September 9, 2018
I recently recalled an incident from several years ago that involved my wife’s red VW Turbo New Beetle and a rose. I told the story on Facebook recently, and share an edited version of the story here with you.
NOTE: there is some conjecture in this story, but the rapid sequences made it seem obvious what was going on. Only God knows. But it amused me.
There was an incident several years ago having to do with my wife’s red Beetle and a flower. I had picked up her car from Grace Christian School, where she taught, and took it for some kind of needed service. On my way back to the school, I was waiting at a left turn signal.
To my right, up lumbered a pickup the size and looks of a locomotive – a “man“ truck. It was jacked up so high you’d likely need a step ladder to clamber into the driver seat. It was one of those trucks that looked like a high side wind would likely tip it over.
As drivers often do, he took a glance into the car next to him, as I looked up into his lofty position. After a double-take, a foul scowl immediately darkened his face. Next his mouth opened.
I could not hear him, but the way he spit out words, and seeing the tense anger on his face, I can guess the speech was foul as well, expressing the stupidity of a “feminine” man with a flower in his car. His disgust was clear, particularly as he glanced down into the car as he spoke.
The light changed, and he jammed the pedal and lumbered off, still spouting whatever he was spouting. He probably did not realize I was driving a pocket rocket with five valves per cylinder and a turbo charger, which could’ve left him standing at the line.
Right then I wished I had the opportunity to say “Did you know the most fearsome awesome Being in the entire universe created this flower?” (And everything else we can see and not see.)
I would have refrained from saying what else I was thinking, “I am sorry that you are so insecure in your manhood.“
If my car had a bud vase, there would be a flower in there all the time. Beauty does much to calm tension and slow racing hearts.
Remembering this has caused me to think more about identity and where we try to find it. It seemed likely that this man derived a good deal of identity from the vehicle which he drove. This is a common human affliction, and I admit I have gone down this wayward path as well.

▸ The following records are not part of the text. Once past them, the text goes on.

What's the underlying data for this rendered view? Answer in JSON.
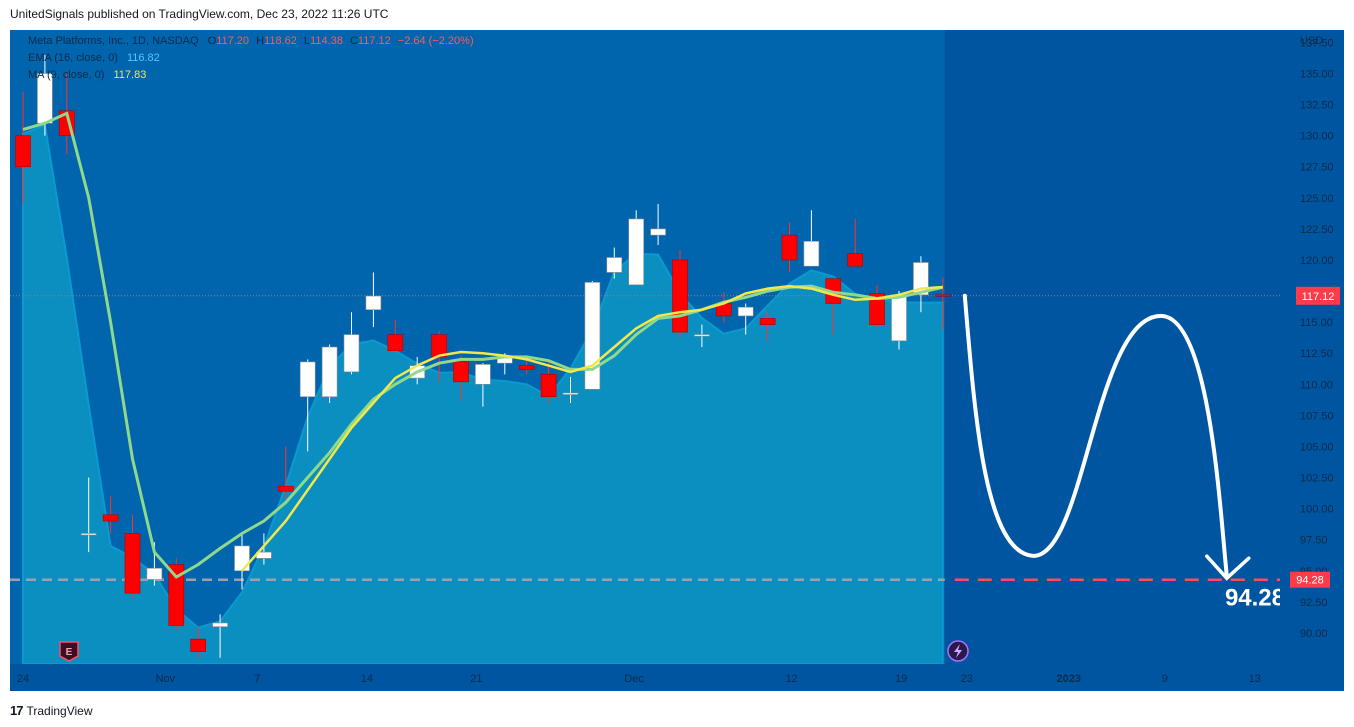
{
  "publisher_caption": "UnitedSignals published on TradingView.com, Dec 23, 2022 11:26 UTC",
  "footer": {
    "logo": "17",
    "brand": "TradingView"
  },
  "legend": {
    "symbol": "Meta Platforms, Inc., 1D, NASDAQ",
    "o_label": "O",
    "o_value": "117.20",
    "h_label": "H",
    "h_value": "118.62",
    "l_label": "L",
    "l_value": "114.38",
    "c_label": "C",
    "c_value": "117.12",
    "change": "−2.64 (−2.20%)",
    "ema_label": "EMA (16, close, 0)",
    "ema_value": "116.82",
    "ma_label": "MA (9, close, 0)",
    "ma_value": "117.83"
  },
  "colors": {
    "background": "#0055a0",
    "area": "#0a8fc0",
    "ma_line": "#f2e84b",
    "ema_line": "#8fd88c",
    "up_candle": "#ffffff",
    "down_candle": "#ff0000",
    "level_line": "#ff4d5e",
    "price_label": "#ff3b4a"
  },
  "icons": {
    "earnings": "earnings-e-icon",
    "dividend": "lightning-icon"
  },
  "chart_data": {
    "type": "candlestick",
    "y_axis_unit": "USD",
    "ylim": [
      87.5,
      138.5
    ],
    "y_ticks": [
      "137.50",
      "135.00",
      "132.50",
      "130.00",
      "127.50",
      "125.00",
      "122.50",
      "120.00",
      "117.50",
      "115.00",
      "112.50",
      "110.00",
      "107.50",
      "105.00",
      "102.50",
      "100.00",
      "97.50",
      "95.00",
      "92.50",
      "90.00"
    ],
    "x_tick_labels": [
      "24",
      "Nov",
      "7",
      "14",
      "21",
      "Dec",
      "12",
      "19",
      "23",
      "2023",
      "9",
      "13"
    ],
    "current_price_label": "117.12",
    "target_price_label": "94.28",
    "target_price_annotation": "94.28",
    "target_level": 94.28,
    "current_level": 117.12,
    "candles": [
      [
        130.0,
        133.5,
        124.5,
        127.5
      ],
      [
        131.0,
        136.5,
        130.0,
        135.0
      ],
      [
        132.0,
        135.0,
        128.5,
        130.0
      ],
      [
        98.0,
        102.5,
        96.5,
        98.0
      ],
      [
        99.5,
        101.0,
        98.0,
        99.0
      ],
      [
        98.0,
        99.5,
        92.8,
        93.2
      ],
      [
        94.3,
        97.3,
        93.8,
        95.2
      ],
      [
        95.5,
        96.0,
        90.2,
        90.6
      ],
      [
        89.5,
        90.5,
        88.0,
        88.5
      ],
      [
        90.5,
        91.5,
        88.0,
        90.8
      ],
      [
        95.0,
        98.0,
        93.5,
        97.0
      ],
      [
        96.0,
        98.0,
        95.5,
        96.5
      ],
      [
        101.8,
        105.0,
        100.8,
        101.4
      ],
      [
        109.0,
        112.0,
        104.6,
        111.8
      ],
      [
        109.0,
        113.2,
        108.5,
        113.0
      ],
      [
        111.0,
        115.8,
        110.8,
        114.0
      ],
      [
        116.0,
        119.0,
        114.6,
        117.1
      ],
      [
        114.0,
        115.2,
        112.7,
        112.7
      ],
      [
        110.5,
        112.2,
        110.0,
        111.5
      ],
      [
        114.0,
        114.3,
        110.2,
        112.2
      ],
      [
        111.8,
        112.3,
        108.7,
        110.2
      ],
      [
        110.0,
        111.7,
        108.2,
        111.6
      ],
      [
        111.7,
        112.5,
        110.8,
        112.2
      ],
      [
        111.5,
        112.0,
        110.8,
        111.2
      ],
      [
        110.8,
        112.0,
        108.5,
        109.0
      ],
      [
        109.3,
        110.6,
        108.5,
        109.3
      ],
      [
        109.6,
        118.3,
        109.6,
        118.2
      ],
      [
        119.0,
        121.0,
        118.5,
        120.2
      ],
      [
        118.0,
        124.0,
        118.0,
        123.3
      ],
      [
        122.0,
        124.5,
        121.2,
        122.5
      ],
      [
        120.0,
        120.8,
        113.8,
        114.2
      ],
      [
        114.0,
        114.8,
        113.0,
        114.0
      ],
      [
        116.5,
        117.4,
        115.0,
        115.5
      ],
      [
        115.5,
        116.5,
        114.0,
        116.2
      ],
      [
        115.3,
        115.8,
        113.5,
        114.8
      ],
      [
        122.0,
        123.0,
        119.0,
        120.0
      ],
      [
        119.5,
        124.0,
        119.5,
        121.5
      ],
      [
        118.5,
        118.5,
        114.0,
        116.5
      ],
      [
        120.5,
        123.3,
        119.5,
        119.5
      ],
      [
        117.3,
        118.0,
        114.5,
        114.8
      ],
      [
        113.5,
        117.5,
        112.8,
        117.2
      ],
      [
        117.2,
        120.3,
        115.8,
        119.8
      ],
      [
        117.2,
        118.6,
        114.4,
        117.1
      ]
    ],
    "ma_9": [
      null,
      117.4,
      117.6,
      117.7,
      117.8,
      118.0,
      118.2,
      118.5,
      118.8,
      119.0,
      119.2,
      119.2,
      119.4,
      119.5,
      119.7,
      119.6,
      119.8,
      119.9,
      119.8,
      120.0,
      119.9,
      120.1,
      120.0,
      120.2,
      119.9,
      119.6,
      119.2,
      118.6,
      118.0,
      117.5,
      116.6,
      116.0,
      115.7,
      115.3,
      115.1,
      114.9,
      115.0,
      115.3,
      115.5,
      115.8,
      116.3,
      117.0,
      117.83
    ],
    "ema_16": [
      119.0,
      119.2,
      119.3,
      119.5,
      119.6,
      119.7,
      119.8,
      119.9,
      119.8,
      119.7,
      119.5,
      119.6,
      119.6,
      119.5,
      119.4,
      119.3,
      119.2,
      119.0,
      118.8,
      118.6,
      118.4,
      118.1,
      117.9,
      117.6,
      117.3,
      117.0,
      116.8,
      116.4,
      116.2,
      115.9,
      115.6,
      115.4,
      115.2,
      115.1,
      115.0,
      115.2,
      115.4,
      115.5,
      115.6,
      116.0,
      116.4,
      116.6,
      116.82
    ],
    "ma_9_early": [
      130.7,
      131.8,
      122.0,
      100.0,
      95.2,
      94.5,
      95.0,
      97.5,
      101.0,
      104.5,
      107.5,
      109.5,
      110.5,
      111.0,
      111.2,
      111.5,
      112.5,
      112.7,
      112.5,
      111.0,
      111.8,
      113.5,
      115.5,
      115.8,
      116.5,
      117.7,
      118.0,
      117.8,
      117.0,
      117.2,
      117.8,
      117.83
    ]
  }
}
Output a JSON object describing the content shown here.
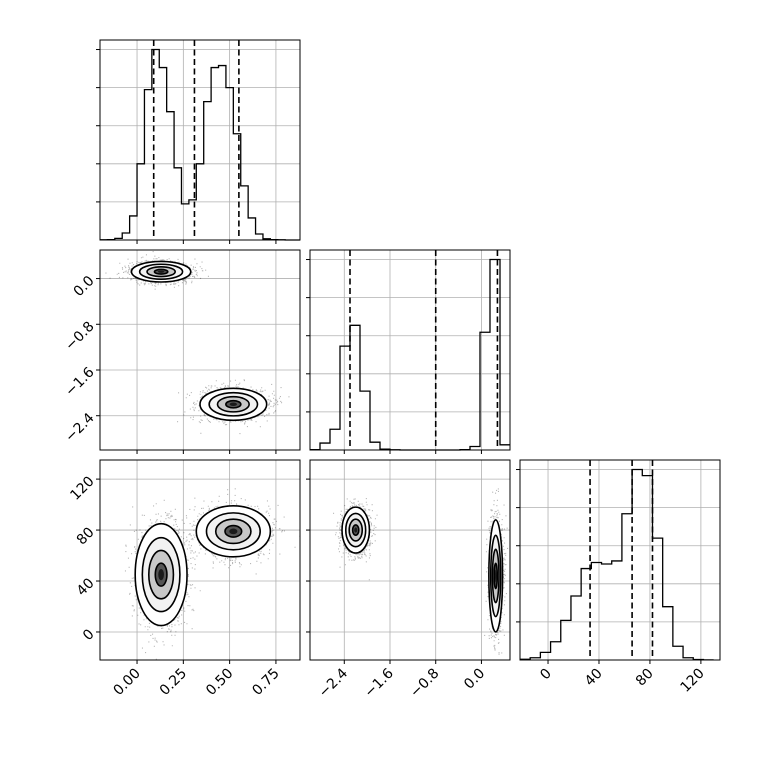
{
  "chart_data": {
    "type": "corner",
    "grid": true,
    "variables": [
      {
        "id": "p0",
        "range": [
          -0.2,
          0.88
        ],
        "ticks": [
          "0.00",
          "0.25",
          "0.50",
          "0.75"
        ],
        "tick_values": [
          0.0,
          0.25,
          0.5,
          0.75
        ],
        "quantiles": [
          0.09,
          0.31,
          0.55
        ]
      },
      {
        "id": "p1",
        "range": [
          -3.0,
          0.5
        ],
        "ticks": [
          "-2.4",
          "-1.6",
          "-0.8",
          "0.0"
        ],
        "tick_values": [
          -2.4,
          -1.6,
          -0.8,
          0.0
        ],
        "quantiles": [
          -2.3,
          -0.8,
          0.28
        ]
      },
      {
        "id": "p2",
        "range": [
          -22,
          135
        ],
        "ticks": [
          "0",
          "40",
          "80",
          "120"
        ],
        "tick_values": [
          0,
          40,
          80,
          120
        ],
        "quantiles": [
          33,
          66,
          82
        ]
      }
    ],
    "histograms": [
      {
        "variable": "p0",
        "bin_edges": [
          -0.2,
          -0.16,
          -0.12,
          -0.08,
          -0.04,
          0.0,
          0.04,
          0.08,
          0.12,
          0.16,
          0.2,
          0.24,
          0.28,
          0.32,
          0.36,
          0.4,
          0.44,
          0.48,
          0.52,
          0.56,
          0.6,
          0.64,
          0.68,
          0.72,
          0.76,
          0.8,
          0.84,
          0.88
        ],
        "counts": [
          1,
          2,
          8,
          35,
          120,
          380,
          750,
          950,
          860,
          640,
          360,
          180,
          200,
          380,
          690,
          860,
          870,
          760,
          530,
          270,
          110,
          30,
          6,
          2,
          1,
          0,
          0
        ]
      },
      {
        "variable": "p1",
        "bin_edges": [
          -3.0,
          -2.825,
          -2.65,
          -2.475,
          -2.3,
          -2.125,
          -1.95,
          -1.775,
          -1.6,
          -1.425,
          -1.25,
          -1.075,
          -0.9,
          -0.725,
          -0.55,
          -0.375,
          -0.2,
          -0.025,
          0.15,
          0.325,
          0.5
        ],
        "counts": [
          2,
          40,
          120,
          600,
          720,
          340,
          45,
          5,
          1,
          0,
          0,
          0,
          0,
          0,
          0,
          2,
          20,
          680,
          1100,
          30
        ]
      },
      {
        "variable": "p2",
        "bin_edges": [
          -22,
          -14,
          -6,
          2,
          10,
          18,
          26,
          34,
          42,
          50,
          58,
          66,
          74,
          82,
          90,
          98,
          106,
          114,
          122,
          130
        ],
        "counts": [
          5,
          15,
          50,
          120,
          260,
          420,
          600,
          640,
          630,
          650,
          960,
          1250,
          1210,
          800,
          350,
          90,
          15,
          3,
          1
        ]
      }
    ],
    "scatter_panels": [
      {
        "x": "p0",
        "y": "p1",
        "clusters": [
          {
            "center": [
              0.13,
              0.12
            ],
            "spread": [
              0.08,
              0.09
            ],
            "points": 1400
          },
          {
            "center": [
              0.52,
              -2.2
            ],
            "spread": [
              0.09,
              0.14
            ],
            "points": 1400
          }
        ]
      },
      {
        "x": "p0",
        "y": "p2",
        "clusters": [
          {
            "center": [
              0.13,
              45
            ],
            "spread": [
              0.07,
              20
            ],
            "points": 1400
          },
          {
            "center": [
              0.52,
              79
            ],
            "spread": [
              0.1,
              10
            ],
            "points": 1400
          }
        ]
      },
      {
        "x": "p1",
        "y": "p2",
        "clusters": [
          {
            "center": [
              -2.2,
              80
            ],
            "spread": [
              0.12,
              9
            ],
            "points": 1400
          },
          {
            "center": [
              0.25,
              44
            ],
            "spread": [
              0.06,
              22
            ],
            "points": 1400
          }
        ]
      }
    ]
  }
}
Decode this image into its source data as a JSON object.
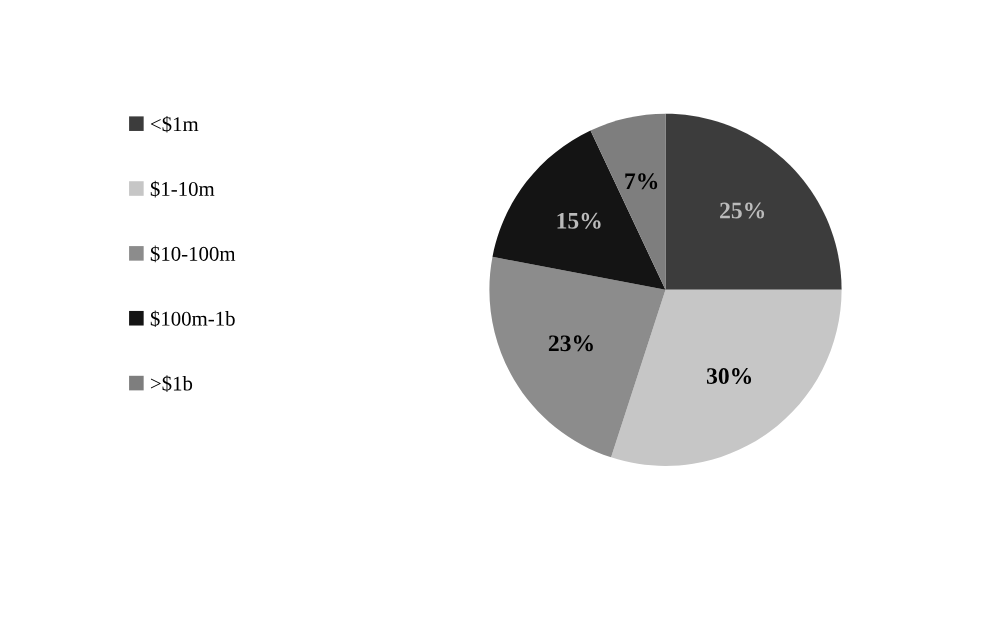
{
  "chart_data": {
    "type": "pie",
    "categories": [
      "<$1m",
      "$1-10m",
      "$10-100m",
      "$100m-1b",
      ">$1b"
    ],
    "values": [
      25,
      30,
      23,
      15,
      7
    ],
    "colors": [
      "#3c3c3c",
      "#c6c6c6",
      "#8c8c8c",
      "#141414",
      "#7e7e7e"
    ],
    "value_labels": [
      "25%",
      "30%",
      "23%",
      "15%",
      "7%"
    ],
    "legend": "left"
  }
}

Cars became identified with America: wide expansive spaces and the open road. Cars are customized to more readily fit the personalities of the owners, or to set themselves apart from the masses. Manufacturers play to this desire by providing ways to order a one-of-a-kind vehicle with options and add-ons.
It’s not just cars and trucks. We identify with teams, brands, kinds of geography, place, musicians, song styles, and certain coffee drinks. The list is endless. People want to be seen, and seen in ways that enhance their uniqueness. Some give strong attention to this. And we all have seen the attempts to craft alternative realities on Facebook.
Why do we do this? Innately we want to be valued. We want to be remembered. If we are not secure in who we are before God, and have not appreciated His gifts in and to us, we’ll contort ourselves to create something for people to notice. We want that vibe, whatever it is.
I believe the single largest underlying factor is the desire to be loved. “Hey, look at me” is almost certain to have at its root “please love me”.
So driving a monstrous truck can be a call for someone to love and care? I bet it can. As can a cute little red car with a flower in a bud vase. We all have personal preferences. That is great. We are created that way as part of the infinite variety God gave us.
The issue is how important are the preferences. If we lift ourselves and look askance at others, preference is too important.
I have found that the more I rest in the full acceptance and love of the Almighty, the less concerned I am about the (inauthentic) prestige of owning certain things or looking certain ways. (Not that I would turn down the opportunity to drive a Porsche 911 at speed on a twisty mountain road – after much practice.)
Where do you strive to gain your identity? Would it be good news to you to learn you do not have to strive at all, but simply accept with gratitude the person God made you to be?